Two problems on the parsing conflicts in LR(k) parsers, (1) computing the condition for two semikernel items to be in an LR(k) state and (2) reducing the number of states in a given LR(k) parser, are addressed in this thesis.
On the first problem, we derive two lemmas which show whether two semikernel items are in an LR(k) state or not. An LR(κ) state with two semikernel items is a necessary condition for the given parser to have a parsing conflict. The one is a recursive condition using relationship between nonterminals, which is applicable only to LR(0) semikernel items. The other computes the condition by extending the domain of function leftcontext. It can be applied to any LR(k) semikernal items (k ≥0).

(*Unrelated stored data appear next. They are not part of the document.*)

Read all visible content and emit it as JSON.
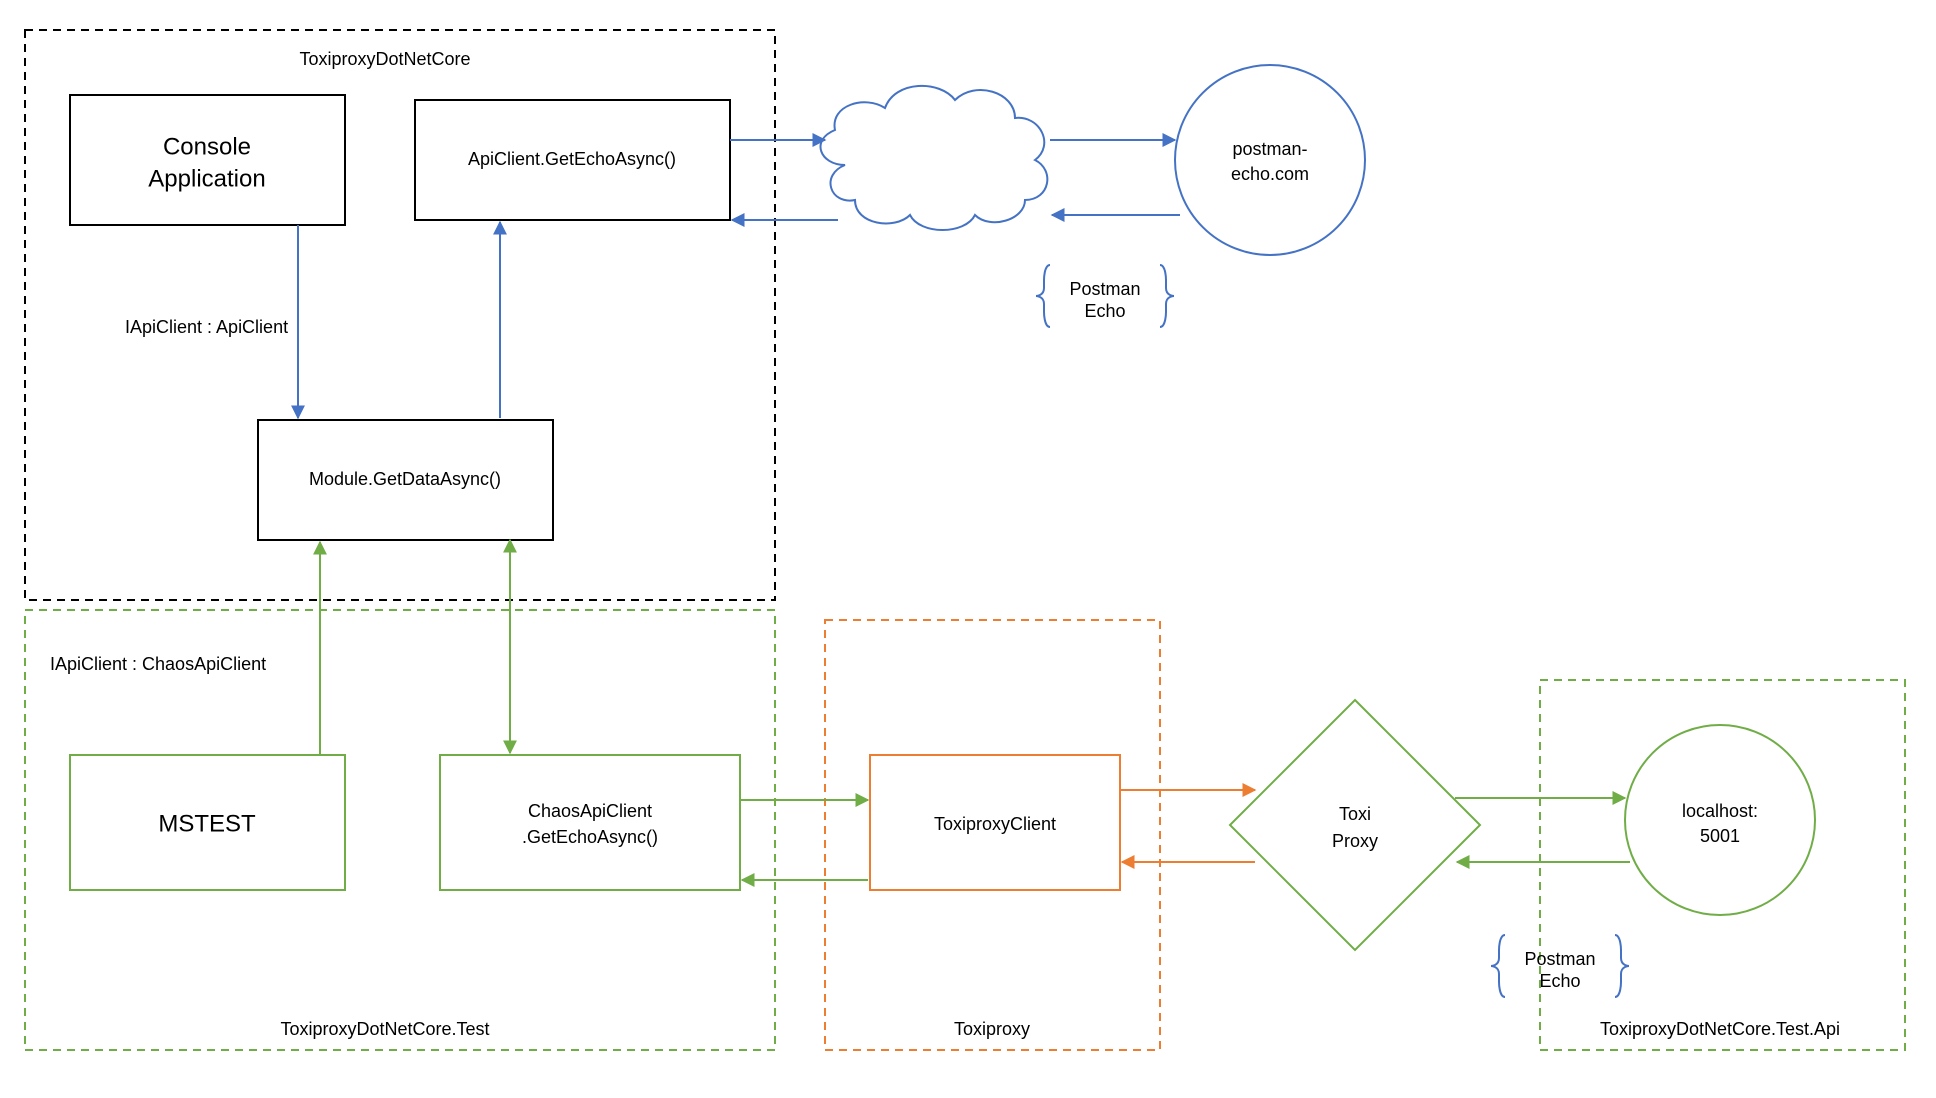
{
  "containers": {
    "core": {
      "label": "ToxiproxyDotNetCore"
    },
    "test": {
      "label": "ToxiproxyDotNetCore.Test"
    },
    "toxiproxy": {
      "label": "Toxiproxy"
    },
    "testapi": {
      "label": "ToxiproxyDotNetCore.Test.Api"
    }
  },
  "boxes": {
    "console": {
      "line1": "Console",
      "line2": "Application"
    },
    "apiclient": {
      "label": "ApiClient.GetEchoAsync()"
    },
    "module": {
      "label": "Module.GetDataAsync()"
    },
    "mstest": {
      "label": "MSTEST"
    },
    "chaosclient": {
      "line1": "ChaosApiClient",
      "line2": ".GetEchoAsync()"
    },
    "toxiproxyclient": {
      "label": "ToxiproxyClient"
    },
    "toxiproxydiamond": {
      "line1": "Toxi",
      "line2": "Proxy"
    },
    "postmanecho": {
      "line1": "postman-",
      "line2": "echo.com"
    },
    "localhost": {
      "line1": "localhost:",
      "line2": "5001"
    }
  },
  "labels": {
    "iapiclient": "IApiClient : ApiClient",
    "ichaosclient": "IApiClient : ChaosApiClient",
    "postmanecho_note": {
      "line1": "Postman",
      "line2": "Echo"
    }
  },
  "colors": {
    "black": "#000000",
    "blue": "#4472C4",
    "green": "#70AD47",
    "orange": "#ED7D31"
  }
}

On the second problem, we propose a new formalism for merging LR(k) states without any conflict, after constructing the full LR(k) parsing table. First, we define a new relation compatitable C and C-covering for a core block, both of which are different from the notion in dynamic reduction methods. Then, we propose well-defined reduction (WDR) which is a set of C-covering for each core block which reflect the rationale for LR(k) state reduction, as a new formalism. We present algorithms to compute a WDR and an LR(k)-based parser for the reduction. Furthermore, we introduce a useful core-restricted method, a locally optimal reduction as an approximation to an optimal reduction.
The contribution of this thesis to LR(k) parsing theory is summarized as follows: (1) to discover that set of LR(k) states of a core block after the merging is not a partition, but a covering of the block. (2) to propose WDR which provides a new formal view for the computation of an optimal reduction.